Maybe this awesome ‘Independent Music Revolution’ hasn’t worked for us because we’re delusional? I’m serious. Maybe our material has never been strong enough and the market has spoken? I really don’t think that I have any shot at objectivity here.

As in MMTM, you’ve worked with Wade Alin in Science and the Beat; in what ways has his production contrasted with your style?

Robzilla: The last thing we produced ourselves was Dark Matter. It was very dense and very layered. Wade definitely brought a leaner and more focused approach to our sound on Something Ventured, Nothing Gained. The writing for SC+B was based on perfectly layering just a few simple elements, so Wade knew exactly where to go with it. I think our writing, across projects, has been moving in a direction where Wade already lives.

What would you say were the major lessons you learned from working with him, and what – as far as you’re able to say – do you think he took away from his experiences working with you?

Robzilla: It’s hard for some musicians, and I count myself among them, to understand that you have to limit yourself to a few elements in an arrangement to have enough room in the mix to make each element huge. The more elements you have in a mix, the less space each gets to occupy.
I think Wade learned that he needs to charge more to justify putting up with asshole musicians!

Recently, you also collaborated with En Esch on the song ‘Hard On’ from his SPÄNK album, and you’d worked with him before on ‘Why?’ Tell us about how you came to work with him on these tracks?

Robzilla: We met En Esch years ago in NYC and have been friends and comrades-in-arms ever since.
He just sent us drum and synth loops of a couple of ideas he was working on. We wrote vocals and guitars for ‘Hard On’ in about 20 minutes. Tasha tracked them immediately. I ended up sending him a dozen guitar riff options. That was really it. ‘Hard On’ came together fast and was a lot of fun. (That’s a funny sentence.) En Esch is going to come to Seattle this fall and so we can collaborate on songs for his next solo record. I’m pretty excited about it. We get to write (our favorite part) and all the work is some else’s problem!

You’ve also produced your own music videos for ‘Break Out’ and ‘Constructive Criticism.’ What can you tell us about the significance of the visual components of your music, both in MMTM and in Science and the Beat, and how you feel they complement and/or extend the lyrical themes (and vice versa)?

Robzilla: We just finished a video for ‘Mean Streak,’ the first SC+B single as well. We work really hard making videos with extremely limited resources. I hope people enjoy them! They never quite live up to our creative vision. We do see video as another creative outlet, but videos are a mandatory part of marketing music now. It ratchets up the pressure quite a bit on the creative process of making a video.

 

 

What is the next step for Science and the Beat? What are the chances that you will be taking this band on tour?

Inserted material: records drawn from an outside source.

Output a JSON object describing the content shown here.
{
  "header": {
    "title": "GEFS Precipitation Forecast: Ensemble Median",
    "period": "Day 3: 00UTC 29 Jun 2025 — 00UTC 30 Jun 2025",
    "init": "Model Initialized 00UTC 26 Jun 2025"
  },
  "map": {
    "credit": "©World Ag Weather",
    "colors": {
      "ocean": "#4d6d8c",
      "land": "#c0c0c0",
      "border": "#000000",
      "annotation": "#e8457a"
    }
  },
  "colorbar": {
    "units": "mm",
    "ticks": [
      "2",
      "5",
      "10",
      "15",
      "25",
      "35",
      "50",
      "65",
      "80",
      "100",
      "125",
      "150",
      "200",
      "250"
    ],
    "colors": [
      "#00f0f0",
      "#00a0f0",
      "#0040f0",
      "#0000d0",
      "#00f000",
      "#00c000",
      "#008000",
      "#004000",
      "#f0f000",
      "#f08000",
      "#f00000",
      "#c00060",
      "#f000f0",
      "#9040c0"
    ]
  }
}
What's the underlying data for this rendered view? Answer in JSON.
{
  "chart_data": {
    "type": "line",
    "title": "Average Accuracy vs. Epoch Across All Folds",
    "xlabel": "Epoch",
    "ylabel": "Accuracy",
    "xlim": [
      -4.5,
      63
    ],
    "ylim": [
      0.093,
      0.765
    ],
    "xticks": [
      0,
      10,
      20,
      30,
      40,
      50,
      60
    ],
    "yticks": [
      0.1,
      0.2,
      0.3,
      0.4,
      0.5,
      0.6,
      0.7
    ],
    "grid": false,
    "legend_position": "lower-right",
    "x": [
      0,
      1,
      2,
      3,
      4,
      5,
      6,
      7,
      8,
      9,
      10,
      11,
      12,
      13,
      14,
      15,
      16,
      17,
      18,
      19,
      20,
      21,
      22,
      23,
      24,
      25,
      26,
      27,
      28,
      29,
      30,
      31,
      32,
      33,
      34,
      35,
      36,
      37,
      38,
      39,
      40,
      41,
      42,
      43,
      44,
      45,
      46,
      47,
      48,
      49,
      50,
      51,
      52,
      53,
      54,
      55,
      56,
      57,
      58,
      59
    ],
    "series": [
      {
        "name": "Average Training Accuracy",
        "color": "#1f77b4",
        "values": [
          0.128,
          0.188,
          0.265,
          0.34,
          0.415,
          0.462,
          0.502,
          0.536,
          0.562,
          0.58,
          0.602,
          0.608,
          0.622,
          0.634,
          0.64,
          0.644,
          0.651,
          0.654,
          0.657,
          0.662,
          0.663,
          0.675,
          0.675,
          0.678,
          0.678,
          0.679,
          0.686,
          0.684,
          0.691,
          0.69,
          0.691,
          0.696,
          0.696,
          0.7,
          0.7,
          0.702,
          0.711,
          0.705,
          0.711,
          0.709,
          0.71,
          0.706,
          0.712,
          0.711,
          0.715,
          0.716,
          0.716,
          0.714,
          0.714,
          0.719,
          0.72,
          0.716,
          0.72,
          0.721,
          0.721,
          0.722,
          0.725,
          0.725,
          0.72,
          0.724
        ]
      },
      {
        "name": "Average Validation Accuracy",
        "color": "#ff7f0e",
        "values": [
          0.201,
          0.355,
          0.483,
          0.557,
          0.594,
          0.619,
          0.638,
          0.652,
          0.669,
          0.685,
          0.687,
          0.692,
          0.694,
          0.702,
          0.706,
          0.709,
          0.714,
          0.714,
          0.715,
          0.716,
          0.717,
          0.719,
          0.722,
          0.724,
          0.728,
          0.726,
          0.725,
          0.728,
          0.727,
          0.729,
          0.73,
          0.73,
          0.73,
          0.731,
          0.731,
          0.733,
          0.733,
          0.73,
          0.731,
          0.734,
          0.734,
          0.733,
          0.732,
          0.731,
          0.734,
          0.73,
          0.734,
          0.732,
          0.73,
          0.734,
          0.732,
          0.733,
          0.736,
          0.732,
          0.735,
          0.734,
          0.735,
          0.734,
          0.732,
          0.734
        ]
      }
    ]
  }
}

Robzilla: We are hoping our promotional campaign will generate significant interest in SC+B. Hopefully there will be enough momentum to support a tour. We have been rehearsing the material and figuring out the technical aspect of our live set up.
We self-financed the album and the promotion. Future Blue has to get a significant amount of attention for us to have the resources to get out on tour.